Mentre si sedevano, Piet Marais, il botanico, emerse dalla sua capanna, ma, con sollievo di Hugh, si limitò a salutarli e ad allontanarsi in fretta, per andare a studiare certi strani comportamenti manifestati a quell’ora del giorno da alcune piante di Hansonia. Tutti erano ancora in casa, il cuoco ed il suo assistente per preparare la colazione, gli altri intenti a lavarsi e vestirsi per dare inizio ad un altro periodo di veglia.

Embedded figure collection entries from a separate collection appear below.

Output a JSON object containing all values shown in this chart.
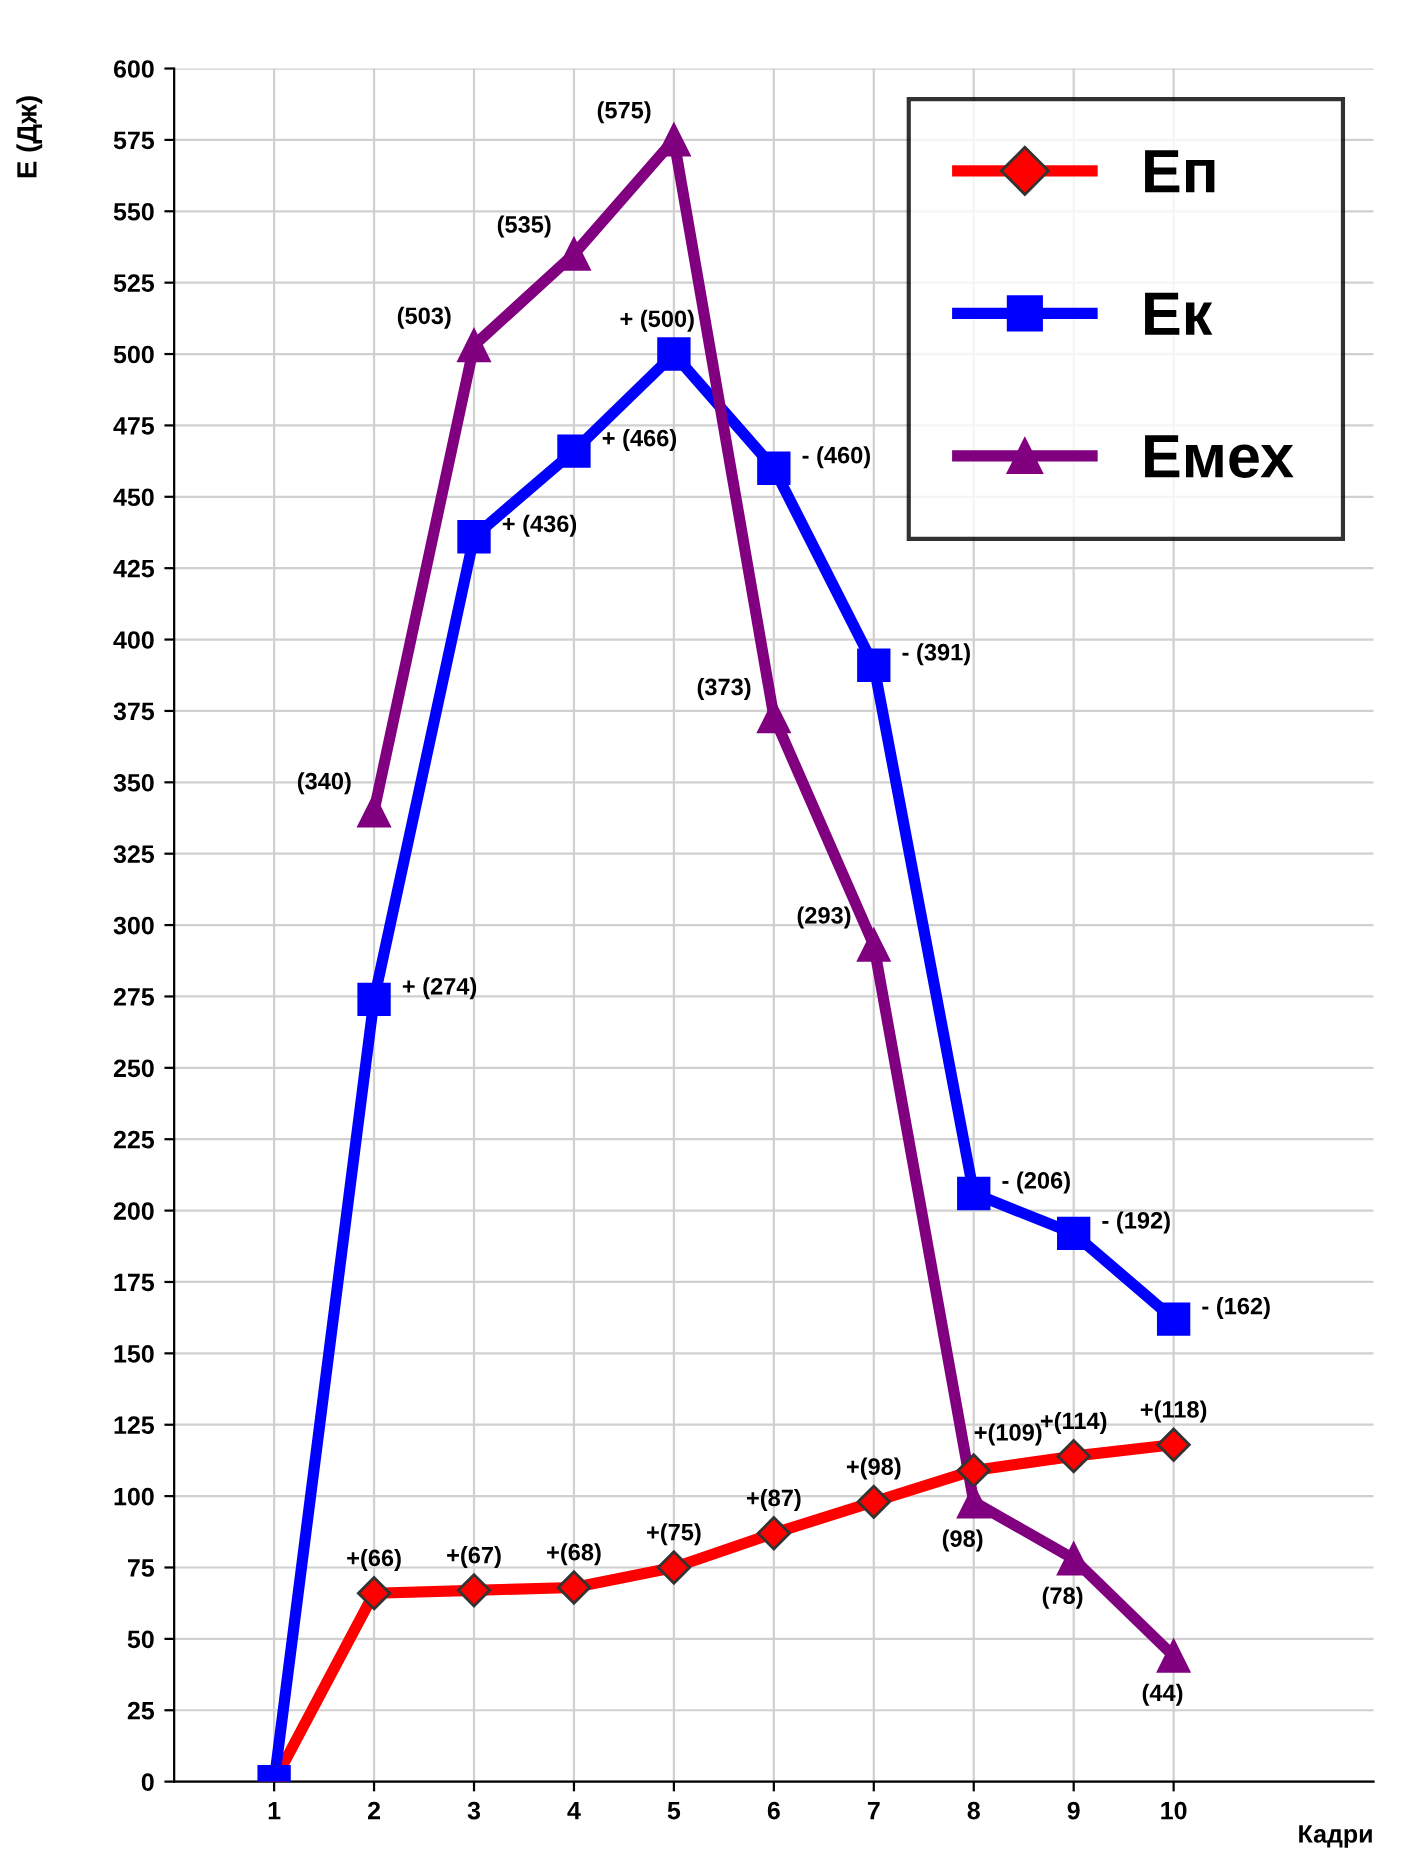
{
  "chart_data": {
    "type": "line",
    "ylabel": "E (Дж)",
    "xlabel": "Кадри",
    "x": [
      1,
      2,
      3,
      4,
      5,
      6,
      7,
      8,
      9,
      10
    ],
    "xlim": [
      0,
      12
    ],
    "xticks": [
      1,
      2,
      3,
      4,
      5,
      6,
      7,
      8,
      9,
      10
    ],
    "ylim": [
      0,
      600
    ],
    "yticks": [
      0,
      25,
      50,
      75,
      100,
      125,
      150,
      175,
      200,
      225,
      250,
      275,
      300,
      325,
      350,
      375,
      400,
      425,
      450,
      475,
      500,
      525,
      550,
      575,
      600
    ],
    "grid": true,
    "legend": "top right",
    "series": [
      {
        "name": "Еп",
        "color": "#ff0000",
        "marker": "diamond",
        "values": [
          0,
          66,
          67,
          68,
          75,
          87,
          98,
          109,
          114,
          118
        ],
        "value_labels": [
          null,
          "+(66)",
          "+(67)",
          "+(68)",
          "+(75)",
          "+(87)",
          "+(98)",
          "+(109)",
          "+(114)",
          "+(118)"
        ]
      },
      {
        "name": "Ек",
        "color": "#0000ff",
        "marker": "square",
        "values": [
          0,
          274,
          436,
          466,
          500,
          460,
          391,
          206,
          192,
          162
        ],
        "value_labels": [
          null,
          "+ (274)",
          "+ (436)",
          "+ (466)",
          "+ (500)",
          "- (460)",
          "- (391)",
          "- (206)",
          "- (192)",
          "- (162)"
        ]
      },
      {
        "name": "Емех",
        "color": "#800080",
        "marker": "triangle",
        "x": [
          2,
          3,
          4,
          5,
          6,
          7,
          8,
          9,
          10
        ],
        "values": [
          340,
          503,
          535,
          575,
          373,
          293,
          98,
          78,
          44
        ],
        "value_labels": [
          "(340)",
          "(503)",
          "(535)",
          "(575)",
          "(373)",
          "(293)",
          "(98)",
          "(78)",
          "(44)"
        ]
      }
    ]
  }
}
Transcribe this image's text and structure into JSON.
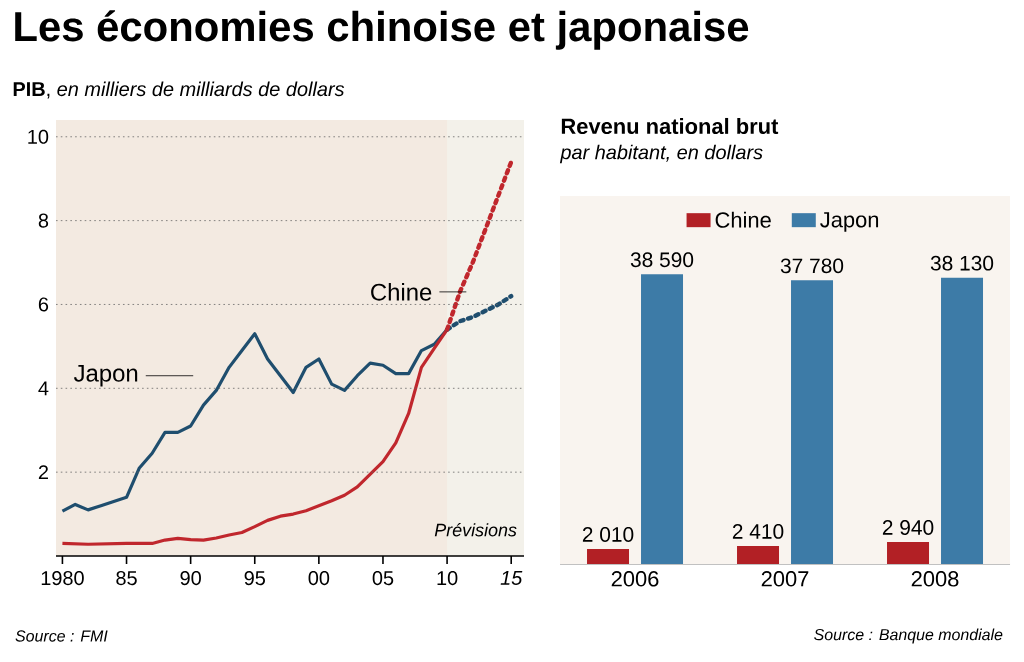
{
  "chart_data": [
    {
      "type": "line",
      "title": "Les économies chinoise et japonaise",
      "subtitle": "**PIB**, *en milliers de milliards de dollars*",
      "xlim": [
        1979.5,
        2016
      ],
      "ylim": [
        0,
        10.4
      ],
      "xticks": [
        {
          "value": 1980,
          "label": "1980"
        },
        {
          "value": 1985,
          "label": "85"
        },
        {
          "value": 1990,
          "label": "90"
        },
        {
          "value": 1995,
          "label": "95"
        },
        {
          "value": 2000,
          "label": "00"
        },
        {
          "value": 2005,
          "label": "05"
        },
        {
          "value": 2010,
          "label": "10"
        },
        {
          "value": 2015,
          "label": "15"
        }
      ],
      "yticks": [
        2,
        4,
        6,
        8,
        10
      ],
      "grid": "y",
      "bands": [
        {
          "axis": "x",
          "from": 2010,
          "to": 2016,
          "label": "Prévisions",
          "color": "#f3f1ea"
        }
      ],
      "series": [
        {
          "name": "Japon",
          "color": "#1f4e6e",
          "line_style": "solid",
          "x": [
            1980,
            1981,
            1982,
            1983,
            1984,
            1985,
            1986,
            1987,
            1988,
            1989,
            1990,
            1991,
            1992,
            1993,
            1994,
            1995,
            1996,
            1997,
            1998,
            1999,
            2000,
            2001,
            2002,
            2003,
            2004,
            2005,
            2006,
            2007,
            2008,
            2009,
            2010
          ],
          "values": [
            1.07,
            1.23,
            1.1,
            1.2,
            1.3,
            1.4,
            2.1,
            2.45,
            2.95,
            2.95,
            3.1,
            3.6,
            3.95,
            4.5,
            4.9,
            5.3,
            4.7,
            4.3,
            3.9,
            4.5,
            4.7,
            4.1,
            3.95,
            4.3,
            4.6,
            4.55,
            4.35,
            4.35,
            4.9,
            5.05,
            5.4
          ]
        },
        {
          "color": "#c0272d",
          "line_style": "solid",
          "x": [
            1980,
            1982,
            1985,
            1987,
            1988,
            1989,
            1990,
            1991,
            1992,
            1993,
            1994,
            1995,
            1996,
            1997,
            1998,
            1999,
            2000,
            2001,
            2002,
            2003,
            2004,
            2005,
            2006,
            2007,
            2008,
            2009,
            2010
          ],
          "values": [
            0.3,
            0.28,
            0.3,
            0.3,
            0.38,
            0.42,
            0.39,
            0.38,
            0.43,
            0.5,
            0.56,
            0.7,
            0.85,
            0.95,
            1.0,
            1.08,
            1.2,
            1.32,
            1.45,
            1.65,
            1.95,
            2.25,
            2.7,
            3.4,
            4.5,
            4.95,
            5.4
          ]
        },
        {
          "color": "#1f4e6e",
          "line_style": "dotted",
          "x": [
            2010,
            2011,
            2012,
            2013,
            2014,
            2015
          ],
          "values": [
            5.4,
            5.6,
            5.7,
            5.85,
            6.0,
            6.2
          ]
        },
        {
          "name": "Chine",
          "color": "#c0272d",
          "line_style": "dotted",
          "x": [
            2010,
            2011,
            2012,
            2013,
            2014,
            2015
          ],
          "values": [
            5.4,
            6.3,
            7.0,
            7.8,
            8.6,
            9.4
          ]
        }
      ],
      "annotations": [
        "Source : FMI"
      ]
    },
    {
      "type": "bar",
      "title": "Revenu national brut",
      "subtitle": "par habitant, en dollars",
      "categories": [
        "2006",
        "2007",
        "2008"
      ],
      "ylim": [
        0,
        49000
      ],
      "legend": "top",
      "series": [
        {
          "name": "Chine",
          "color": "#b22025",
          "values": [
            2010,
            2410,
            2940
          ],
          "value_labels": [
            "2 010",
            "2 410",
            "2 940"
          ]
        },
        {
          "name": "Japon",
          "color": "#3d7ba7",
          "values": [
            38590,
            37780,
            38130
          ],
          "value_labels": [
            "38 590",
            "37 780",
            "38 130"
          ]
        }
      ],
      "annotations": [
        "Source : Banque mondiale"
      ]
    }
  ]
}
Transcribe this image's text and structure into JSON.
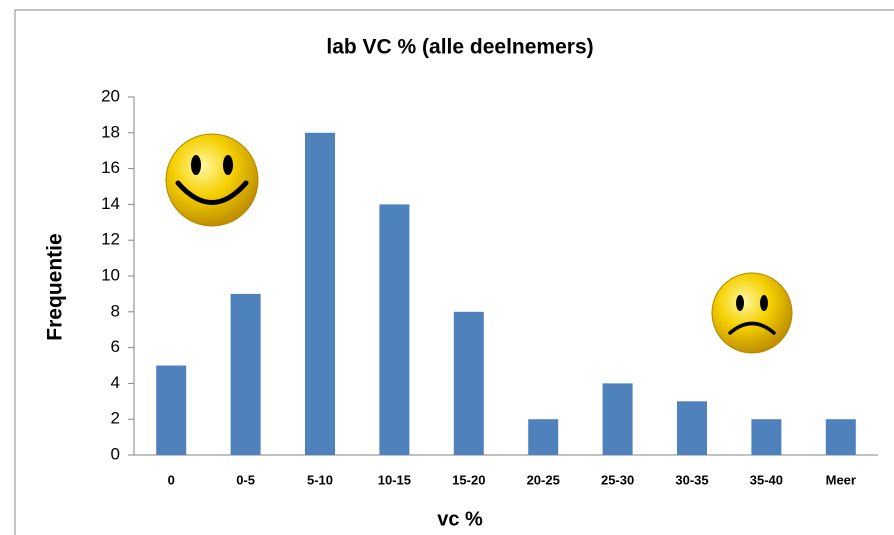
{
  "chart_data": {
    "type": "bar",
    "title": "lab VC % (alle deelnemers)",
    "x_label": "vc %",
    "y_label": "Frequentie",
    "categories": [
      "0",
      "0-5",
      "5-10",
      "10-15",
      "15-20",
      "20-25",
      "25-30",
      "30-35",
      "35-40",
      "Meer"
    ],
    "values": [
      5,
      9,
      18,
      14,
      8,
      2,
      4,
      3,
      2,
      2
    ],
    "color": "#4f81bd",
    "ylim": [
      0,
      20
    ],
    "yticks": [
      0,
      2,
      4,
      6,
      8,
      10,
      12,
      14,
      16,
      18,
      20
    ]
  }
}
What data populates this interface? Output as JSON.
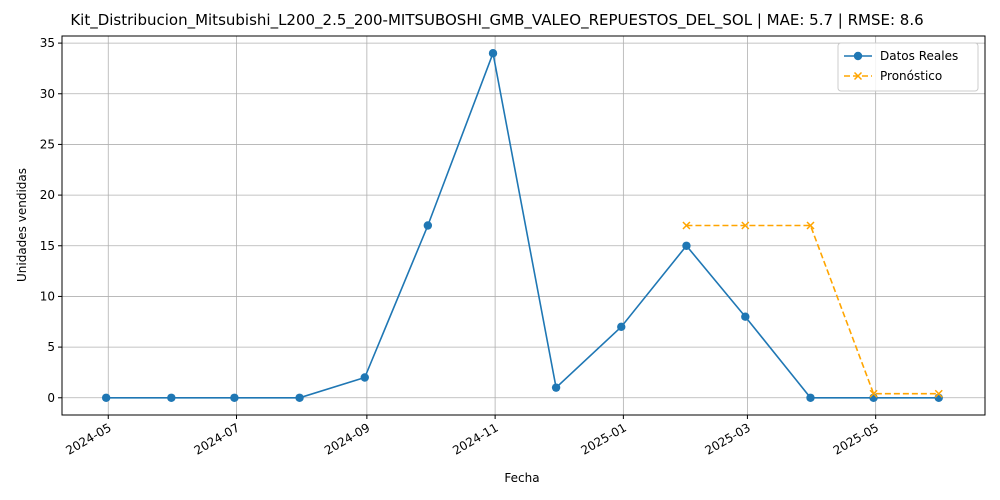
{
  "chart_data": {
    "type": "line",
    "title": "Kit_Distribucion_Mitsubishi_L200_2.5_200-MITSUBOSHI_GMB_VALEO_REPUESTOS_DEL_SOL | MAE: 5.7 | RMSE: 8.6",
    "xlabel": "Fecha",
    "ylabel": "Unidades vendidas",
    "x_ticks": [
      "2024-05",
      "2024-07",
      "2024-09",
      "2024-11",
      "2025-01",
      "2025-03",
      "2025-05"
    ],
    "y_ticks": [
      0,
      5,
      10,
      15,
      20,
      25,
      30,
      35
    ],
    "xlim": [
      "2024-04-09",
      "2025-06-22"
    ],
    "ylim": [
      -1.7,
      35.7
    ],
    "grid": true,
    "legend_position": "top-right",
    "series": [
      {
        "name": "Datos Reales",
        "color": "#1f77b4",
        "style": "solid",
        "marker": "circle",
        "x": [
          "2024-04-30",
          "2024-05-31",
          "2024-06-30",
          "2024-07-31",
          "2024-08-31",
          "2024-09-30",
          "2024-10-31",
          "2024-11-30",
          "2024-12-31",
          "2025-01-31",
          "2025-02-28",
          "2025-03-31",
          "2025-04-30",
          "2025-05-31"
        ],
        "y": [
          0,
          0,
          0,
          0,
          2,
          17,
          34,
          1,
          7,
          15,
          8,
          0,
          0,
          0
        ]
      },
      {
        "name": "Pronóstico",
        "color": "#ffa500",
        "style": "dashed",
        "marker": "x",
        "x": [
          "2025-01-31",
          "2025-02-28",
          "2025-03-31",
          "2025-04-30",
          "2025-05-31"
        ],
        "y": [
          17,
          17,
          17,
          0.4,
          0.4
        ]
      }
    ]
  }
}
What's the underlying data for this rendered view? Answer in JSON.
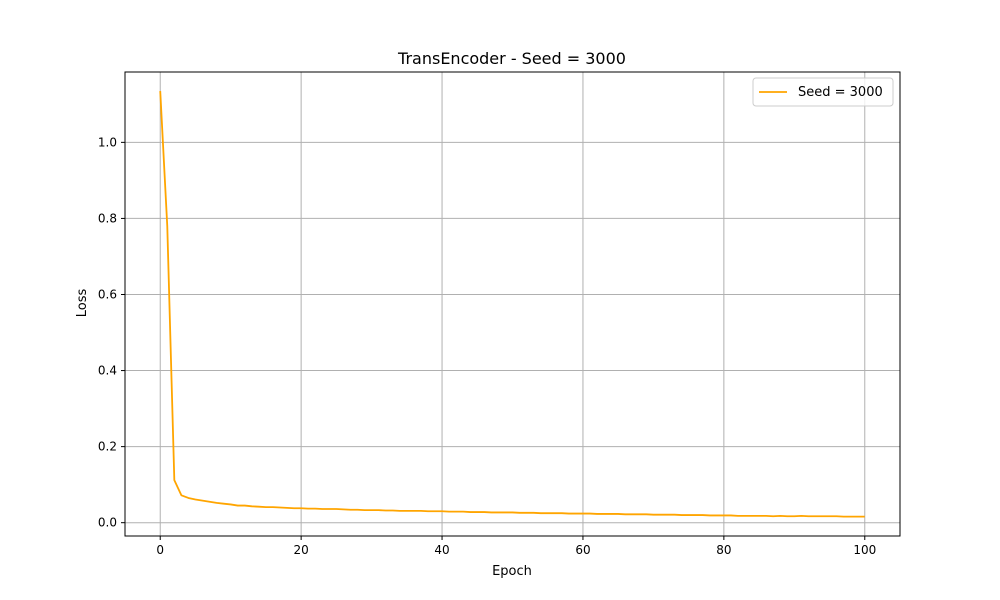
{
  "chart_data": {
    "type": "line",
    "title": "TransEncoder - Seed = 3000",
    "xlabel": "Epoch",
    "ylabel": "Loss",
    "xlim": [
      -5,
      105
    ],
    "ylim": [
      -0.035,
      1.185
    ],
    "xticks": [
      0,
      20,
      40,
      60,
      80,
      100
    ],
    "xtick_labels": [
      "0",
      "20",
      "40",
      "60",
      "80",
      "100"
    ],
    "yticks": [
      0.0,
      0.2,
      0.4,
      0.6,
      0.8,
      1.0
    ],
    "ytick_labels": [
      "0.0",
      "0.2",
      "0.4",
      "0.6",
      "0.8",
      "1.0"
    ],
    "grid": true,
    "legend_position": "top-right",
    "series": [
      {
        "name": "Seed = 3000",
        "color": "#ffa500",
        "x": [
          0,
          1,
          2,
          3,
          4,
          5,
          6,
          7,
          8,
          9,
          10,
          11,
          12,
          13,
          14,
          15,
          16,
          17,
          18,
          19,
          20,
          21,
          22,
          23,
          24,
          25,
          26,
          27,
          28,
          29,
          30,
          31,
          32,
          33,
          34,
          35,
          36,
          37,
          38,
          39,
          40,
          41,
          42,
          43,
          44,
          45,
          46,
          47,
          48,
          49,
          50,
          51,
          52,
          53,
          54,
          55,
          56,
          57,
          58,
          59,
          60,
          61,
          62,
          63,
          64,
          65,
          66,
          67,
          68,
          69,
          70,
          71,
          72,
          73,
          74,
          75,
          76,
          77,
          78,
          79,
          80,
          81,
          82,
          83,
          84,
          85,
          86,
          87,
          88,
          89,
          90,
          91,
          92,
          93,
          94,
          95,
          96,
          97,
          98,
          99,
          100
        ],
        "y": [
          1.135,
          0.78,
          0.112,
          0.072,
          0.065,
          0.061,
          0.058,
          0.055,
          0.052,
          0.05,
          0.048,
          0.045,
          0.045,
          0.043,
          0.042,
          0.041,
          0.041,
          0.04,
          0.039,
          0.038,
          0.038,
          0.037,
          0.037,
          0.036,
          0.036,
          0.036,
          0.035,
          0.034,
          0.034,
          0.033,
          0.033,
          0.033,
          0.032,
          0.032,
          0.031,
          0.031,
          0.031,
          0.031,
          0.03,
          0.03,
          0.03,
          0.029,
          0.029,
          0.029,
          0.028,
          0.028,
          0.028,
          0.027,
          0.027,
          0.027,
          0.027,
          0.026,
          0.026,
          0.026,
          0.025,
          0.025,
          0.025,
          0.025,
          0.024,
          0.024,
          0.024,
          0.024,
          0.023,
          0.023,
          0.023,
          0.023,
          0.022,
          0.022,
          0.022,
          0.022,
          0.021,
          0.021,
          0.021,
          0.021,
          0.02,
          0.02,
          0.02,
          0.02,
          0.019,
          0.019,
          0.019,
          0.019,
          0.018,
          0.018,
          0.018,
          0.018,
          0.018,
          0.017,
          0.018,
          0.017,
          0.017,
          0.018,
          0.017,
          0.017,
          0.017,
          0.017,
          0.017,
          0.016,
          0.016,
          0.016,
          0.016
        ]
      }
    ]
  }
}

— Suppongo che tu sia sorpresa — esordì Hugh, — perché le tecniche di neuroanalisi elettronica erano ancora ad uno stadio iniziale sulla Terra quando ne sei partita; sono state sviluppate maggiormente in seguito, e, naturalmente, le informazioni in merito ci sono giunte molto prima del tuo arrivo. Laggiù, le tecniche erano state applicate agli animali inferiori ed anche agli esseri umani. Quindi non è stato difficile per noi… grazie all’apporto di un paio di genii del Centro… adattare l’equipaggiamento sia ai dromidi che agli uranidi. Dopo tutto, entrambe quelle specie possiedono un sistema nervoso ed i segnali sono elettrici. In effetti, è stato più difficile sviluppare i programmi necessari che non l’apparecchiatura vera e propria. Jannika ed io stiamo lavorando a questo, raccogliendo i dati empirici per gli psicologi ed i semantici e gli esperti di computeristica.
«Uh, per favore, non ci fraintendere. Per noi, questa fase di lavoro è quasi incidentale. Analisi mentale… una brutta parola, ma sembriamo essere collegati per forza ad essa… perché l’analisi mentale si rivelerà alla lunga uno strumento prezioso per il nostro vero lavoro che consiste nell’apprendere come vivono i nativi locali, cosa pensano e provano, tutto ciò che li riguarda. Comunque, al momento la cosa è molto nuova, molto limitata e dagli esiti quanto mai imprevedibili.